3.3. Carbon effect on phosphorous mobilization Modelling and experimental evidences have suggested that P limitation for plant growth is derived from the P supply to the root surface, rather than the P uptake capacity of the root (Richardson et al., 2009). Root exudation is an important strategy for plants to increase access to P (Fig. 1, Tawaraya et al., 1998; Zou et al., 2018). Organic acids are released to the rhizosphere by many species when facing P starvation, including rice (Bhattacharyya et al., 2013; Li et al., 2006; Tawaraya et al., 2018). These acids significantly decrease the rhizosphere pH (Kirk et al., 1999; Zhang, Huang, Ye et al., 2009) and change the surface characteristics of soil minerals (Bhattacharyya and Datta, 2004), which extract P from the precipitated and adsorbed forms (Bhattacharyya et al., 2013). In addition, root exudation regulates the activity of pqq promoter in phosphate-solubilizing bacteria (Luduena et al., 2017). A previous study revealed different utilization rates of root C by solubilizing microorganisms under low and high P conditions in the rice rhizosphere, which indicated an intricate microbial mechanism of the C and P coupling process (Long et al., 2018b).

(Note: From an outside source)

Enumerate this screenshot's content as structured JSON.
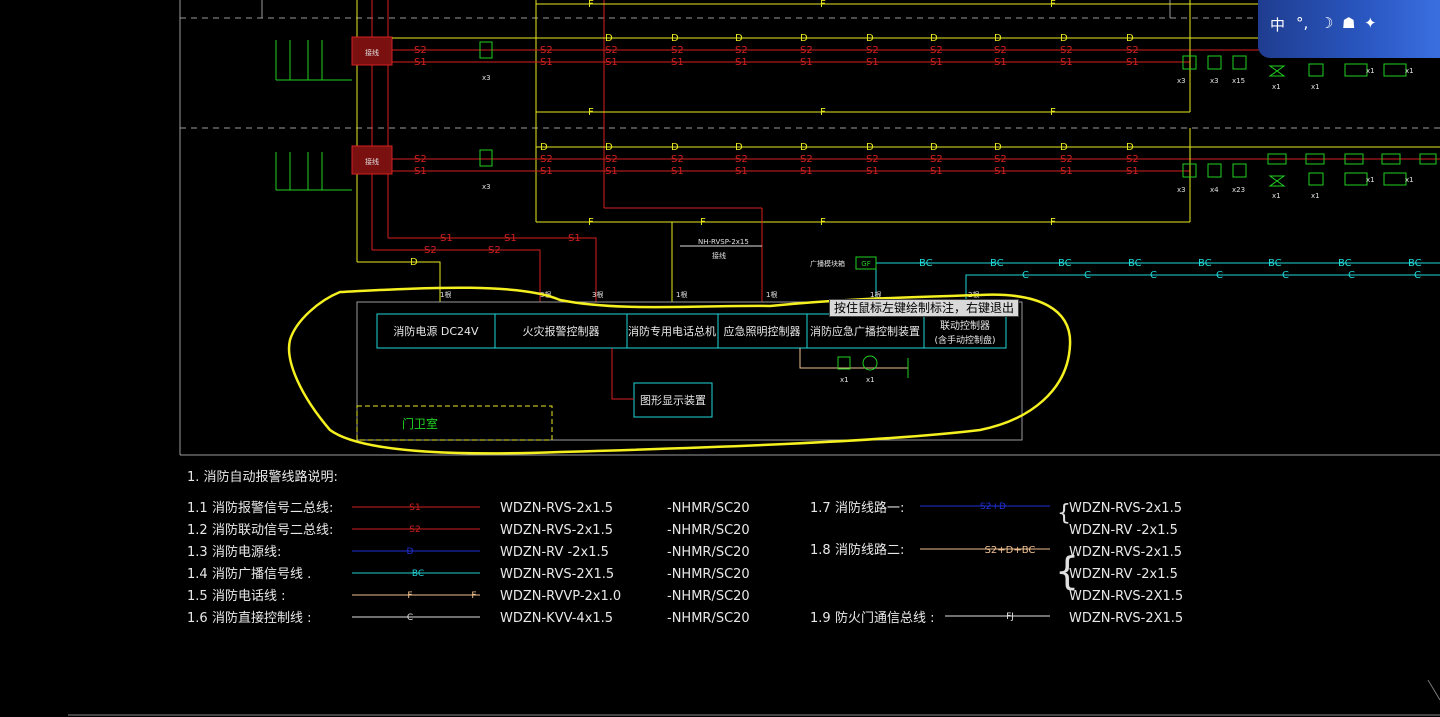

The quality and quantity of soil C resource strongly affects the phoD that harbors microbial community and phosphatase activities (Heuck et al., 2015; Loeppmann et al., 2016; Luo et al., 2017). “Rhizosphere effect” leads to significantly higher activity of alkaline phosphatases in the vicinity of rice roots (Ge et al., 2017a; Li et al., 2008), probably due to the stimulation of root exudate C on microorganisms responding to organic P mineralization (Spohn et al., 2013; Yuan et al., 2018).

4.2. Anaerobic ammonia oxidation coupled with Fe(III) Reduction A unique NH3 oxidation pathway coupled with the reduction of ferric minerals (Feammox) when O2 is limited has been investigated in recent years (Fig. 1, Clément et al., 2005; Park et al., 2008). This process is critical for the N cycle in submerged soils and sediments (Clément et al., 2005; Huang et al., 2016) and was first detected in paddy soil by Ding et al. (2014). At least three different Feammox pathways are conducted by different microorganisms, generating NO2−, NO3−, or N2 as the terminal product (Clément et al., 2005; Yang et al., 2012). Direct N2 production is the main pathway of Feammox (Ding et al., 2014; Yang et al., 2012). Feammox leads to a gas N loss of 7.8−61 kg N ha−1 year−1 in paddy soil as estimated by N2 emission (Ding et al., 2014). This magnitude is comparable to the contribution of amminox and denitrification (Ju et al., 2009; Zhu et al., 2011). The Feammox rate is strongly dependent on the reduction rate of Fe3+ (Ding et al., 2014; Zhou et al., 2016). As described in Section 2.3, due to the lack of substrate in the bulk soil, the abundance and activity of Fereducing microorganism are significantly high in the rhizosphere (Weiss et al., 2004; Tian et al., 2015). Therefore, Feammox in paddy soil is speculated to primarily occur close to the rice root. Studies have suggested that the Feammox reaction is conducted by dissimilatory Fereducing microorganisms (Clément et al., 2005; Shuai and Jaffe, 2019), and the Fe reduction rate is stimulated by NH4+-based fertilization in the rice rhizosphere (Benckiser et al., 1984).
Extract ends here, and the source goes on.